Member of State Great Khural
- In office 30 June 2020 – 2 July 2024

Personal details
- Born: 1977 (age 48–49) Ulaanbaatar, Mongolia
- Party: Mongolian People's Party
- Education: National University of Mongolia Sōka University

= Purev-Ochiryn Anujin =

Mongolian politician (born 1977)

Purev-Ochiryn Anujin (Пүрэв-Очирын Анужин; born 1977) is a Mongolian politician of the Mongolian People's Party, who was a member of the State Great Khural from 2020 to 2024 and served as chairwoman of the Standing Committee on Social Policy from 2022 to 2024.

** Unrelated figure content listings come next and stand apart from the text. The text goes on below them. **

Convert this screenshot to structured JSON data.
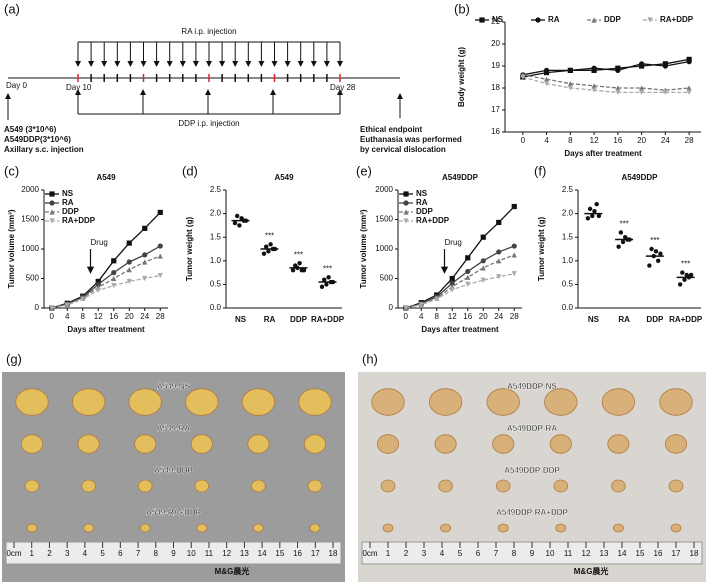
{
  "schematic": {
    "panel": "(a)",
    "ra_label": "RA i.p. injection",
    "ddp_label": "DDP i.p. injection",
    "day0": "Day 0",
    "day10": "Day 10",
    "day28": "Day 28",
    "inoculation": [
      "A549 (3*10^6)",
      "A549DDP(3*10^6)",
      "Axillary s.c. injection"
    ],
    "endpoint": [
      "Ethical endpoint",
      "Euthanasia was performed",
      "by cervical dislocation"
    ]
  },
  "chart_data": [
    {
      "type": "line",
      "panel": "(b)",
      "xlabel": "Days after treatment",
      "ylabel": "Body weight (g)",
      "legend": "top",
      "x": [
        0,
        4,
        8,
        12,
        16,
        20,
        24,
        28
      ],
      "xlim": [
        -3,
        30
      ],
      "xticks": [
        0,
        4,
        8,
        12,
        16,
        20,
        24,
        28
      ],
      "ylim": [
        16,
        21
      ],
      "yticks": [
        16,
        17,
        18,
        19,
        20,
        21
      ],
      "series": [
        {
          "name": "NS",
          "color": "#111111",
          "marker": "square",
          "dash": "none",
          "values": [
            18.5,
            18.7,
            18.8,
            18.8,
            18.9,
            19.0,
            19.1,
            19.3
          ]
        },
        {
          "name": "RA",
          "color": "#111111",
          "marker": "circle",
          "dash": "none",
          "values": [
            18.6,
            18.8,
            18.8,
            18.9,
            18.8,
            19.1,
            19.0,
            19.2
          ]
        },
        {
          "name": "DDP",
          "color": "#777777",
          "marker": "triangle",
          "dash": "4 2",
          "values": [
            18.6,
            18.4,
            18.2,
            18.1,
            18.0,
            18.0,
            17.9,
            18.0
          ]
        },
        {
          "name": "RA+DDP",
          "color": "#aaaaaa",
          "marker": "triangle-down",
          "dash": "4 2",
          "values": [
            18.5,
            18.2,
            18.0,
            17.9,
            17.8,
            17.8,
            17.8,
            17.8
          ]
        }
      ]
    },
    {
      "type": "line",
      "panel": "(c)",
      "title": "A549",
      "xlabel": "Days after treatment",
      "ylabel": "Tumor volume (mm³)",
      "legend": "top-left",
      "annotation": {
        "text": "Drug",
        "x": 10
      },
      "x": [
        0,
        4,
        8,
        12,
        16,
        20,
        24,
        28
      ],
      "xlim": [
        -2,
        30
      ],
      "xticks": [
        0,
        4,
        8,
        12,
        16,
        20,
        24,
        28
      ],
      "ylim": [
        0,
        2000
      ],
      "yticks": [
        0,
        500,
        1000,
        1500,
        2000
      ],
      "series": [
        {
          "name": "NS",
          "color": "#111111",
          "marker": "square",
          "dash": "none",
          "values": [
            0,
            80,
            200,
            450,
            800,
            1100,
            1350,
            1620
          ]
        },
        {
          "name": "RA",
          "color": "#444444",
          "marker": "circle",
          "dash": "none",
          "values": [
            0,
            70,
            180,
            400,
            600,
            780,
            900,
            1050
          ]
        },
        {
          "name": "DDP",
          "color": "#777777",
          "marker": "triangle",
          "dash": "4 2",
          "values": [
            0,
            60,
            170,
            350,
            500,
            650,
            780,
            880
          ]
        },
        {
          "name": "RA+DDP",
          "color": "#aaaaaa",
          "marker": "triangle-down",
          "dash": "4 2",
          "values": [
            0,
            50,
            150,
            300,
            380,
            450,
            500,
            550
          ]
        }
      ]
    },
    {
      "type": "dot",
      "panel": "(d)",
      "title": "A549",
      "ylabel": "Tumor weight (g)",
      "categories": [
        "NS",
        "RA",
        "DDP",
        "RA+DDP"
      ],
      "values": [
        1.85,
        1.25,
        0.85,
        0.55
      ],
      "points": [
        [
          1.8,
          1.95,
          1.75,
          1.9,
          1.85,
          1.85
        ],
        [
          1.15,
          1.3,
          1.2,
          1.35,
          1.25,
          1.25
        ],
        [
          0.8,
          0.9,
          0.85,
          0.95,
          0.8,
          0.8
        ],
        [
          0.45,
          0.6,
          0.5,
          0.65,
          0.55,
          0.55
        ]
      ],
      "sig_labels": [
        null,
        "***",
        "***",
        "***"
      ],
      "ylim": [
        0,
        2.5
      ],
      "yticks": [
        {
          "value": 0,
          "label": "0.0"
        },
        0.5,
        {
          "value": 1,
          "label": "1.0"
        },
        1.5,
        {
          "value": 2,
          "label": "2.0"
        },
        2.5
      ]
    },
    {
      "type": "line",
      "panel": "(e)",
      "title": "A549DDP",
      "xlabel": "Days after treatment",
      "ylabel": "Tumor volume (mm³)",
      "legend": "top-left",
      "annotation": {
        "text": "Drug",
        "x": 10
      },
      "x": [
        0,
        4,
        8,
        12,
        16,
        20,
        24,
        28
      ],
      "xlim": [
        -2,
        30
      ],
      "xticks": [
        0,
        4,
        8,
        12,
        16,
        20,
        24,
        28
      ],
      "ylim": [
        0,
        2000
      ],
      "yticks": [
        0,
        500,
        1000,
        1500,
        2000
      ],
      "series": [
        {
          "name": "NS",
          "color": "#111111",
          "marker": "square",
          "dash": "none",
          "values": [
            0,
            90,
            220,
            500,
            850,
            1200,
            1450,
            1720
          ]
        },
        {
          "name": "RA",
          "color": "#444444",
          "marker": "circle",
          "dash": "none",
          "values": [
            0,
            75,
            190,
            420,
            620,
            800,
            950,
            1050
          ]
        },
        {
          "name": "DDP",
          "color": "#777777",
          "marker": "triangle",
          "dash": "4 2",
          "values": [
            0,
            65,
            170,
            360,
            520,
            680,
            800,
            900
          ]
        },
        {
          "name": "RA+DDP",
          "color": "#aaaaaa",
          "marker": "triangle-down",
          "dash": "4 2",
          "values": [
            0,
            55,
            150,
            310,
            400,
            470,
            530,
            580
          ]
        }
      ]
    },
    {
      "type": "dot",
      "panel": "(f)",
      "title": "A549DDP",
      "ylabel": "Tumor weight (g)",
      "categories": [
        "NS",
        "RA",
        "DDP",
        "RA+DDP"
      ],
      "values": [
        2.0,
        1.45,
        1.1,
        0.65
      ],
      "points": [
        [
          1.9,
          2.1,
          1.95,
          2.05,
          2.2,
          1.95
        ],
        [
          1.3,
          1.6,
          1.4,
          1.5,
          1.45,
          1.45
        ],
        [
          0.9,
          1.25,
          1.1,
          1.2,
          1.0,
          1.15
        ],
        [
          0.5,
          0.75,
          0.6,
          0.7,
          0.65,
          0.7
        ]
      ],
      "sig_labels": [
        null,
        "***",
        "***",
        "***"
      ],
      "ylim": [
        0,
        2.5
      ],
      "yticks": [
        {
          "value": 0,
          "label": "0.0"
        },
        0.5,
        {
          "value": 1,
          "label": "1.0"
        },
        1.5,
        {
          "value": 2,
          "label": "2.0"
        },
        2.5
      ]
    }
  ],
  "photos": [
    {
      "panel": "(g)",
      "labels": [
        "A549-NS",
        "A549-RA",
        "A549-DDP",
        "A549-RA+DDP"
      ],
      "ruler": [
        "0cm",
        "1",
        "2",
        "3",
        "4",
        "5",
        "6",
        "7",
        "8",
        "9",
        "10",
        "11",
        "12",
        "13",
        "14",
        "15",
        "16",
        "17",
        "18"
      ],
      "brand": "M&G晨光"
    },
    {
      "panel": "(h)",
      "labels": [
        "A549DDP-NS",
        "A549DDP-RA",
        "A549DDP-DDP",
        "A549DDP-RA+DDP"
      ],
      "ruler": [
        "0cm",
        "1",
        "2",
        "3",
        "4",
        "5",
        "6",
        "7",
        "8",
        "9",
        "10",
        "11",
        "12",
        "13",
        "14",
        "15",
        "16",
        "17",
        "18"
      ],
      "brand": "M&G晨光"
    }
  ]
}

==Early life and education==
Purev-Ochiryn Anujin attended Secondary School No. 12 in Ulaanbaatar from 1984 to 1994 and then began studying international relations at the Foreign Service School of the National University of Mongolia, which she graduated with a Bachelor of Arts (B.A. International Relations) in 2000. Previously, in 1999, she completed a year of study abroad at the Foreign Language Institute in Tokyo. She completed postgraduate studies in international law at Sōka University in Hachiōji in 2004 with a Master of Arts (M.A. International Law).

==Professional career==
Anujin then stayed in Japan and was a legal assistant at the security company Safety Technology Co Ltd from 2004 to 2010 before working as a journalist after returning to Mongolia. In 2010 she was the initiator and producer of the project “100 Important Mongols” (Монгол тулгатны 100 эрхэм) and was subsequently managing director of "Mongolkino Pictures” LLC", a film and television production company, between 2011 and 2020, with which she produced projects such as "100 Important Topics" (100 чухал сэдэв) 2011, "MonGal Chronicles" (МонГал товчоон) 2016 and "70/76" 2019.

==Political career==
In the 2020 parliamentary election, Anujin became a member of the State Great Khural for the first time in the constituency No. 28 Ulaanbaatar Songino Khairkhan for the Mongolian People's Party, of which she has been a member since 2009. From 2022, she was Chairwoman of the Standing Committee for Social Policy of the State Great Khural. She was also a member of the Standing Committees on Security and Foreign Policy and on Education, Culture, Science and Sport.